Muskie reminded South Korea that Kim's fate has been watched with "intense interest" and "deep concern," and said officials in Seoul should be aware of the strong feelings within the Carter administration about the opposition leader.
But informed sources say the Carter administration has little influence with Chun's regime despite its dependence on U.S. aid and trade and the 40,000 GIs here who help guard against an attack from communist North Korea.
Both the U.S. and Japanese governments have conveyed their opposition to a death sentence for Kim to Chun's regime over the past few months, and today Japan's foreign minister, Masayoshi Ito, told a Tokyo news conference the sentence was "very undesirable" and would "complicate and make difficult" Japan's relations with the Seoul government. He said Japan will continue doing what it can to discourage the sentence from being carried out.
Amnesty International, the London-based human rights organization, said it was "appalled" by the death sentence given Kim, adding that the trial had "failed to meet internationally recognized standards of fairness."
When the sentences were read, some of the relatives of the defendants in the courtroom began singing the national anthem. Plainclothes police quickly pushed them from the room.
The verdict against Kim said his "activities sympathizing with North Korea's puppet line, instigating students and creating national and social confusion cannot be forgiven."
In his defense summary Saturday, Kim proclaimed his innocence, declared he never tried to seize power through insurrection, and said he had tried to spur democratic reforms and was not in sympathy with North Korea's regime.
Kim was convicted of conspiring to overthrow the government by organizing and financing anti-government demonstrations in Seoul and in the southern city of Kwangju in May. At least 260 people were killed in the Kwangju uprising.
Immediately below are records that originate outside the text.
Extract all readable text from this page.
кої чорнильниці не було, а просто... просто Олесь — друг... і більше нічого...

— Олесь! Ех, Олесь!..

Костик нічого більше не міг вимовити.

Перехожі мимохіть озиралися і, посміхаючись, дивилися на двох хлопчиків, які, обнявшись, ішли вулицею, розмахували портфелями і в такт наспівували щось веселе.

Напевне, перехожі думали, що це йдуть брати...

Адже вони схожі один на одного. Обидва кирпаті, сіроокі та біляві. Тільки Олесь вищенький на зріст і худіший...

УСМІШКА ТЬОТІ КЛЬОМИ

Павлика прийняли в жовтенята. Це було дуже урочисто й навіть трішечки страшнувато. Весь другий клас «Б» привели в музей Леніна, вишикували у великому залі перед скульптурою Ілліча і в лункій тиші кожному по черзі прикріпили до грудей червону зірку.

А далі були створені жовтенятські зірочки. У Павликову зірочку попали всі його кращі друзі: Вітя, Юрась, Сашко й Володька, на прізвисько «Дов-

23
Thirteen of Kim's followeres were accused of joining in or helping plan the May riots, and 10 others were charged with illegal political activity.
Kim was an outspoken foe of the late President Park Chung-hee and continued his attacks on the new martial-law government installed after Park's assassination Oct. 26.
Kim ran a close second to Park in the 1971 presidential election, and after his defeat traveled abroad, criticizing Park and the armed forces that originally installed Park in power in a coup in 1961.
In 1973, Kim was kidnapped from a Tokyo hotel room and taken back to Seoul, where he was placed under house arrest. His supporters blamed his abduction on agents of the South Korean CIA.
He was imprisoned in 1976 for his continued attacks on Park's regime, but was released two years later and his political rights were restored following Park's assassination.
In the months following Park's death, Kim was considered one of the major candidates in free presidential elections promised for next year. Then on May 17, he and most of the other 23 defendants were arrested.